ICSA chief says support for organic farming ‘excessive’ relative to other sectors
CLARE’S suckling enterprise, which generates an annual injection of an estimated €60 million into the local economy, is being short changed under the latest CAP Reform proposals, a local farm leader has claimed.
ICSA secretary, Eddie Punch has called on Clare’s Oireachtas members to address the significant underfunding of direct supports for Clare suckler, beef and sheep farmers under the government’s proposed package under the Common Agricultural Policy (CAP).
While Mr Punch supports organic farming, he believes the proposed funding of €256 million for this sector is “off the richter scale”.
In 2020, there were 66,232 calves registered as born to a suckler cow in Clare. This puts
Clare as the third highest county in Ireland for suckler cows behind Galway and just marginally behind Mayo.

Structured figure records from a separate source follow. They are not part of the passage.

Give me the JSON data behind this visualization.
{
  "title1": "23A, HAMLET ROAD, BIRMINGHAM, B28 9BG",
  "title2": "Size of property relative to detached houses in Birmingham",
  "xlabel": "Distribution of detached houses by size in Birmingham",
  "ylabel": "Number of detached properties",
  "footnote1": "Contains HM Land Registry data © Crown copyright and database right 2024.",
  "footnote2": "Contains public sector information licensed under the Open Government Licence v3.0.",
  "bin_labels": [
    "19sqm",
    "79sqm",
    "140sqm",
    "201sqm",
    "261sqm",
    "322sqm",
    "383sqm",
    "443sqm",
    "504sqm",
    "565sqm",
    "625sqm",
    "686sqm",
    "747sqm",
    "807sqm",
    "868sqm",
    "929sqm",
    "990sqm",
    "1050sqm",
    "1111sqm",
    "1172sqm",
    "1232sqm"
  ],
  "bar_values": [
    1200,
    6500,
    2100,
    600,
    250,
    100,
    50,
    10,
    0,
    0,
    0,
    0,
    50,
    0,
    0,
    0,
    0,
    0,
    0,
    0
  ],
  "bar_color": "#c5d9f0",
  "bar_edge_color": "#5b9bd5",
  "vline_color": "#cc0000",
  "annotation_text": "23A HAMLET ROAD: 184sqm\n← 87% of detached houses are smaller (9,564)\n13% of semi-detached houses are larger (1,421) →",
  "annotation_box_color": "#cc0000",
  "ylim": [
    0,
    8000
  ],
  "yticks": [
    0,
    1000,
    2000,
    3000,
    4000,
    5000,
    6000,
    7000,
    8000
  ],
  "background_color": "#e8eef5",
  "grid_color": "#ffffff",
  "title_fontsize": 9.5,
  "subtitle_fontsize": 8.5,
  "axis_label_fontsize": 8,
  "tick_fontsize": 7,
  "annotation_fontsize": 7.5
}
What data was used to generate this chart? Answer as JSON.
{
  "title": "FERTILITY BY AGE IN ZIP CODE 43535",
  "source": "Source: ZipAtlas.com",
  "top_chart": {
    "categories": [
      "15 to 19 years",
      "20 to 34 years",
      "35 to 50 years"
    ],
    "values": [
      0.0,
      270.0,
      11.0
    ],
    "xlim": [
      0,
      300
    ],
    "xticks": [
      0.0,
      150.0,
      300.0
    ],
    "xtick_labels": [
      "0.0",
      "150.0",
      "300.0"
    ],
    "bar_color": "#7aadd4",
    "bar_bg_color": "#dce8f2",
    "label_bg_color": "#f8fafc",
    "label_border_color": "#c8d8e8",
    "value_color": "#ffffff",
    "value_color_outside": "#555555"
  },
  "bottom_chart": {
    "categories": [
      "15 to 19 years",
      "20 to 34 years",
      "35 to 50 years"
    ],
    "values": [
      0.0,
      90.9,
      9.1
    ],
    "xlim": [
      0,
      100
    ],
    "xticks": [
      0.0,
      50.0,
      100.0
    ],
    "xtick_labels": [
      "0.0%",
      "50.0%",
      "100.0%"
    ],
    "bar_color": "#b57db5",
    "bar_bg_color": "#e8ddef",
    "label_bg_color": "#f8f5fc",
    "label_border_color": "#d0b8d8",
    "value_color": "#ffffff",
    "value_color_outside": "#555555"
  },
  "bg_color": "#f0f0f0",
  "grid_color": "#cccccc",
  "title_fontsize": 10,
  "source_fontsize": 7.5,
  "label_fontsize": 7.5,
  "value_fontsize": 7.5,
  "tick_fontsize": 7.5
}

ICSA secretary, Eddie Punch stressed the suckler enterprise is hugely important for sustaining rural towns and villages in Clare.
“Marts like Ennis, Sixmilebridge and Kilfenora are greatly influenced by the selling of top quality suckler cattle. Farmers from all over Ireland come to these marts to buy quality stock.
“The are significant parts of West Clare and the Burren where sucklers are the only realistic enterprise.
“There is great stock being produced on these farms, but they are not suitable for tillage, fattening cattle or dairying because the farms are fragmented or the land isn’t good enough.
“The key issue is that the government funding proposals are ridiculously skewed in favour of organic farming.
“ICSA supports more ambition for the organic sector but the level proposed by the government is off the charts”.
The government are proposing €256 million in funding for organics for a five-year period compared to €260 million for sucklers, €100 million for sheep and zero for beef finishers.
There are just 1,800 organic farmers in Ireland compared to 63,600 suckler farmers and 35,000 sheep farmers.
This translates into an annual average payment of €28,000 per organic farm and €817 per suckler farm.
Even if the government succeeds in its plan to increase the amount of organic farmers to 6,500 by 2027, which is unlikely, he stressed the proposed funding is grossly shortchanging the suckler sector.
He said there are some farms that are suitable for organic farming – one is a large top of the range land that can grow its own cereals and can easily reseed with red clover.
The other is on bad land as a subsidiary enterprise that is in no way commercial, or a micro farm that grows their own organic vegetables and rears organic cattle for a market or to supply restaurants.
He pointed out that last enterprise doesn’t lend itself to large scale expansion.
“If a farmer is supplying all the restaurants in Clare with organic carrots, that would be a suitable enterprise for that farm.
“If five more farmers want to do the same thing, the whole thing collapses for everyone because the market isn’t there.”
He claimed the main processor of organic beef haven’t invested any considerable expenditure to grow the organic market.
Mr Punch claimed there is an element of “beef is bad, unless its organic”. However, he pointed out that the beef finisher is a vital cog in the system.
“We need people to finish the sucklers but even without sucklers, who’s going to finish all the dairy calves. Without beef finishers, the entire dairy and suckler sectors are unsustainable.
“A few thousand organic farmers are not a substitute for the conventional beef finishing sector that handles the progeny of a dairy herd that’s already at 1.5 million cows, and a suckler herd of 880,000 cows.”
He recalled former EU Commissioner Ray McSharry introduced direct payments for the suckler cow premium, ewe premium, special beef, slaughter premium and arable aid, in lieu of price supports.
While the market isn’t returning a viable income for beef and sheep, Mr Punch claimed payments have drifted away from suckler, beef and sheep farmers.
Under the 85% convergence proposals, he warned even if a land owner has land that isn’t suitable for much agricultural activity, they will essentially get the same payment per hectare as someone with a suckler cow herd or beef finishing enterprise.
“The payments are being spread across every hectare in Ireland with no regard for whether a farmer has suckler cows or needs support for a particular enterprise.
“Costs are rising much more in a farm that is active rather than inactive. The cost of diesel and other inputs is rocketing. If a land owner doesn’t have many cows, he is not feeling the pain of these costs as much.”